Eifel-Ardennen-Radweg
Der Eifel-Ardennen-Radweg führt von Prüm bis St.Vith (Ostbelgien). Auf dieser Radtour auf dem Eifel-Ardennen-Radweg durchqueren wir ganz entspannt Landesgrenzen und Zeitepochen. Die deutsch-belgische Grenzregion erlebte in den letzten Jahrhunderten eine wechselhafte geopolitische Geschichte, die man auf der Strecke zwischen dem belgischen St. Vith und dem deutschen Städtchen Prüm hautnah erleben kann. Die Tour führt über eine ehemalige Bahntrasse, die zu Kaiserzeiten gebaut wurde.
Auch konditionell bringt die Tour den Radfahrer nicht an seine Grenzen: Ohne große Anstrengungen lassen sich die 36 km steigungsarm bewältigen. Auf dieser Route wechseln sich Waldpassagen mit freien Flächen und imposanten Ausblicken ab.

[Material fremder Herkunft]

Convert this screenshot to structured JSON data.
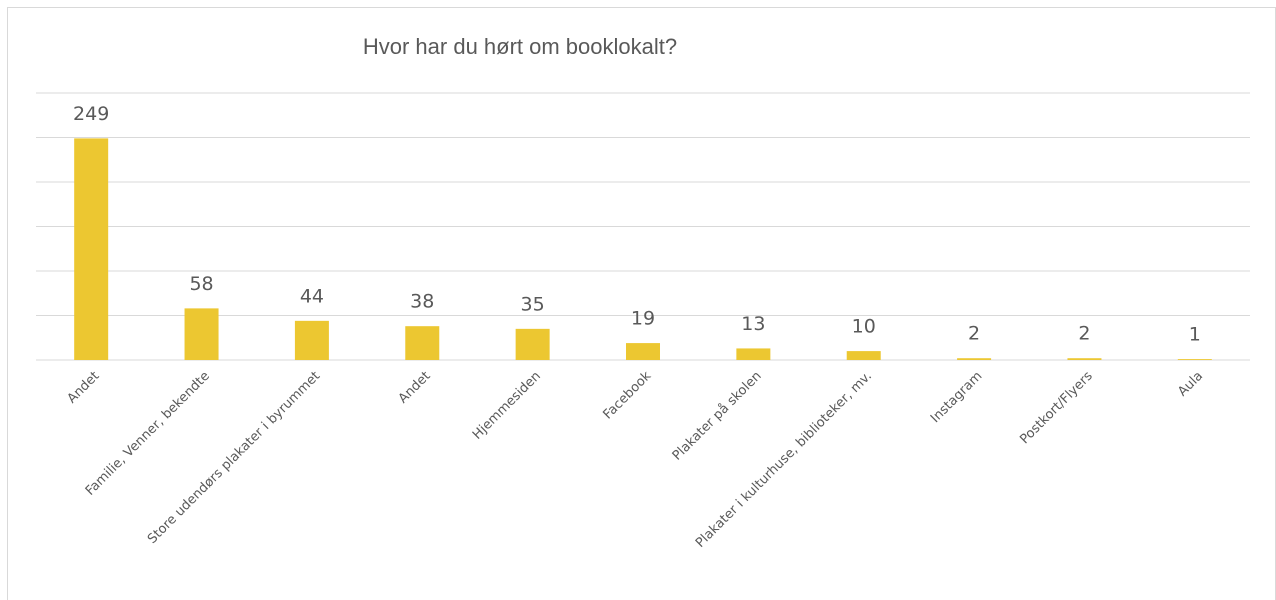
{
  "chart_data": {
    "type": "bar",
    "title": "Hvor har du hørt om booklokalt?",
    "categories": [
      "Andet",
      "Familie, Venner, bekendte",
      "Store udendørs plakater i byrummet",
      "Andet",
      "Hjemmesiden",
      "Facebook",
      "Plakater på skolen",
      "Plakater i kulturhuse, biblioteker, mv.",
      "Instagram",
      "Postkort/Flyers",
      "Aula"
    ],
    "values": [
      249,
      58,
      44,
      38,
      35,
      19,
      13,
      10,
      2,
      2,
      1
    ],
    "color": "#ecc731",
    "ylim": [
      0,
      300
    ],
    "yticks": [
      0,
      50,
      100,
      150,
      200,
      250,
      300
    ],
    "grid": true
  }
}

Kulinarische E-Bike-Rundreise
Diese kulinarische E-Bike-Rundreise führt Sie von Lüttich aus in die Ardennen - ein begehrtes Ziel bei Radfahrern, Wanderern und Kanuten, und nicht zuletzt bei Feinschmeckern! Auf den sogenannten Ravels, oft ehemaligen Bahntrassen, erkunden Sie mit Ihren Rädern die Flusstäler der Maas, der Molignée, der Lesse und der Ourthe.
Einreisebestimmungen und Währung
Belgien ist Mitglied des Schengenabkommens. Für deutsche Bundesbürger ist ein Personalausweis ausreichend. Die Währung in Belgien ist der Euro (vergleichbar mit Deutschland).
Anreise nach Belgien mit dem Fahrrad
Von Deutschland aus ist die Anreise nach Belgien mit dem Fahrrad leider nicht ganz unkompliziert: unter anderem, weil der Thalys und die meisten anderen internationalen Züge leider keine Fahrräder mitnehmen (bzw. im Fall von Thalys nur mit abmontierten Rädern und in einer flexiblen Hülle). Eine Ausnahme ist der European Sleeper, der von Berlin über Bad Bentheim und Amsterdam nach Brüssel fährt und bei dem man das Fahrrad unkompliziert dazubuchen kann. Ansonsten ist ggf. auch Flixbus eine Alternative, oder eine Zugverbindung über die Niederlande, zum Beispiel über Maastricht.
Hat man es erstmal nach Belgien geschafft, ist die Weiterreise unkompliziert, da so gut wie alle nationalen Züge Fahrräder transportieren. Das Tagesticket fürs Rad kostet 4 Euro (Stand 2023), Reservierungen sind nicht notwendig.